Plus récemment, il m’a fait plaisir en me proposant de rejoindre la petite équipe tripartite qui a gravi le Mont-Blanc à l’occasion des célébrations du centenaire de l’Organisation internationale du travail. Il savait combien je suis passionné de montagne et de grimpe et que j’aurais ainsi plaisir à représenter le patronat à cette occasion. J’en garde un souvenir très sympathique et je le remercie d’avoir pensé à moi!»

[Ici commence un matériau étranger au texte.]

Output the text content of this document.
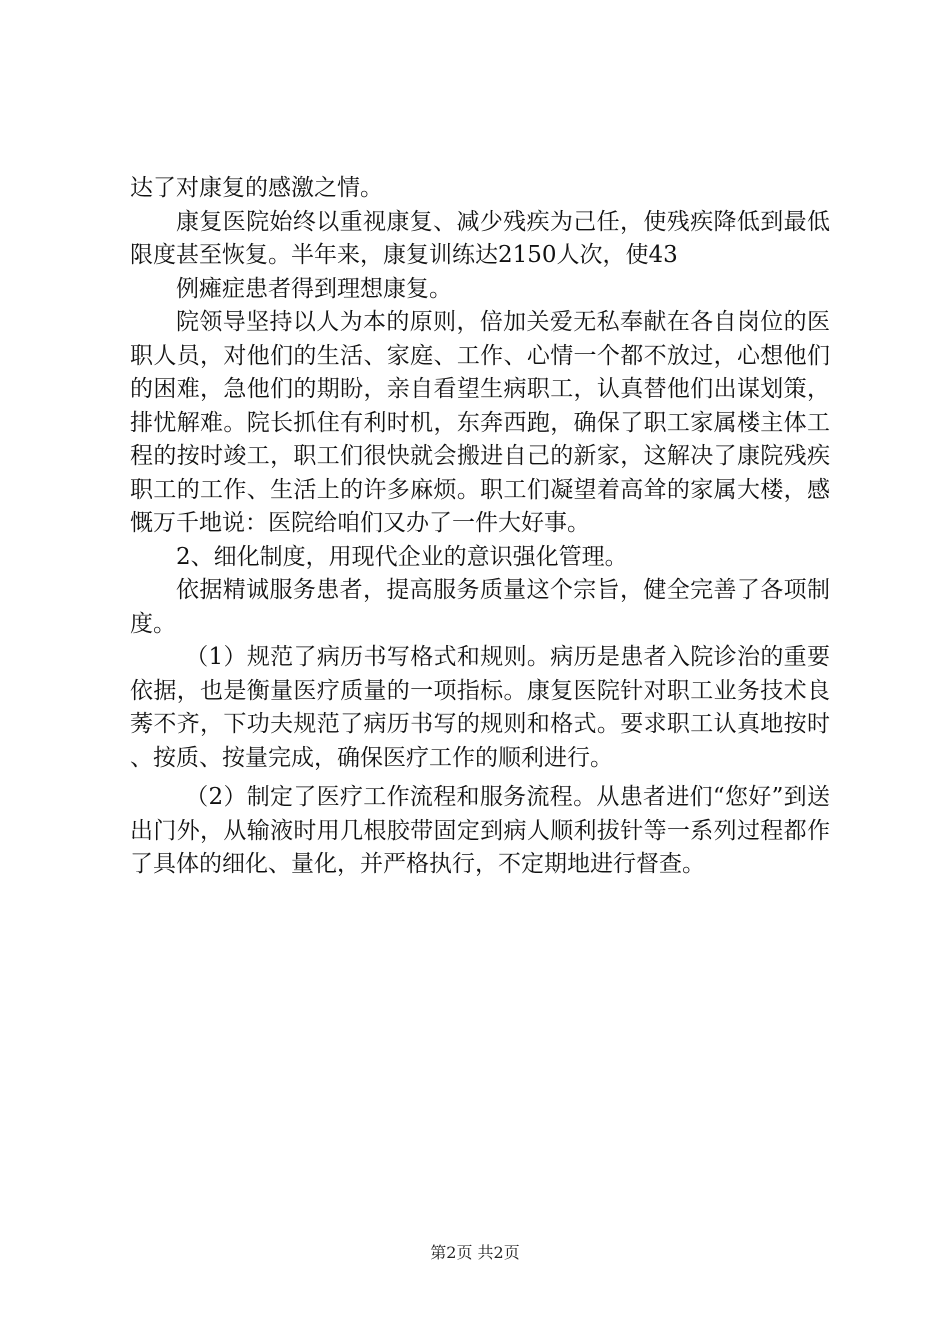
达了对康复的感激之情。

康复医院始终以重视康复、减少残疾为己任，使残疾降低到最低限度甚至恢复。半年来，康复训练达2150人次，使43

例瘫症患者得到理想康复。

院领导坚持以人为本的原则，倍加关爱无私奉献在各自岗位的医职人员，对他们的生活、家庭、工作、心情一个都不放过，心想他们的困难，急他们的期盼，亲自看望生病职工，认真替他们出谋划策，排忧解难。院长抓住有利时机，东奔西跑，确保了职工家属楼主体工程的按时竣工，职工们很快就会搬进自己的新家，这解决了康院残疾职工的工作、生活上的许多麻烦。职工们凝望着高耸的家属大楼，感慨万千地说：医院给咱们又办了一件大好事。

2、细化制度，用现代企业的意识强化管理。

依据精诚服务患者，提高服务质量这个宗旨，健全完善了各项制度。

（1）规范了病历书写格式和规则。病历是患者入院诊治的重要依据，也是衡量医疗质量的一项指标。康复医院针对职工业务技术良莠不齐，下功夫规范了病历书写的规则和格式。要求职工认真地按时、按质、按量完成，确保医疗工作的顺利进行。

（2）制定了医疗工作流程和服务流程。从患者进们“您好”到送出门外，从输液时用几根胶带固定到病人顺利拔针等一系列过程都作了具体的细化、量化，并严格执行，不定期地进行督查。

第2页 共2页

Bénédicte Montant, architecte associée 3BM3 atelier d’architecture et membre du comité directeur de la FER Genève

«J’ai connu Blaise Matthey par le biais de l’Association genevoise des architectes, bien avant que cette dernière ne soit hébergée à la FER Genève. Cela fait... un certain temps! Tout au long des années durant lesquelles j’ai eu le plaisir de le côtoyer, j’ai toujours été impressionnée par sa capacité à saisir des problématiques complexes, qu’elles soient locales, nationales ou internationales, économiques ou politiques, et à les synthétiser le plus naturellement du monde avec une aisance presque déconcertante. Blaise Matthey est un formidable homme politique. D’autres facettes de son caractère sont sans doute moins connues sur le plan public: son sens de l’amitié, de la famille, son humour et sa convivialité. En tant qu’architecte, je retiendrai particulièrement sa vision pour la rénovation et la surélévation du siège de la FER Genève: il a su intégrer les nouvelles exigences de durabilité et conserver les grandes qualités du bâtiment en associant au projet l’architecte du bâtiment d’origine, François Maurice.»

Nadine Couderq, ingénieure-géomètre, MBC ingéo SA, membre du conseil de direction

«Blaise Matthey est une personne intelligente, cordiale, toujours de bonne humeur, disponible, et j’ai beaucoup de plaisir à m’entretenir avec lui.

Je suis impressionnée par son éloquence, y compris lorsqu’il parle de sujets particulièrement complexes ou délicats. Il s’exprime toujours de manière claire, avec humour, et parfois un brin de sarcasme. Il donne toujours l’impression d’être à l’aise dans toutes les situations et maîtrise son sujet.»

Il sait naviguer dans les situations délicates. Le Conseil de direction de la FER Genève a pris un jour position sur un sujet lié à l’urbanisme. La Fédération des associations d’Architectes et d’Ingénieurs de Genève (FAI), que je présidais à l’époque, membre de la FER Genève, en a pris une autre. Il a pris contact avec moi pour s’assurer que cette divergence d’opinion ne ternirait pas les relations entre la FAI et la FER Genève.»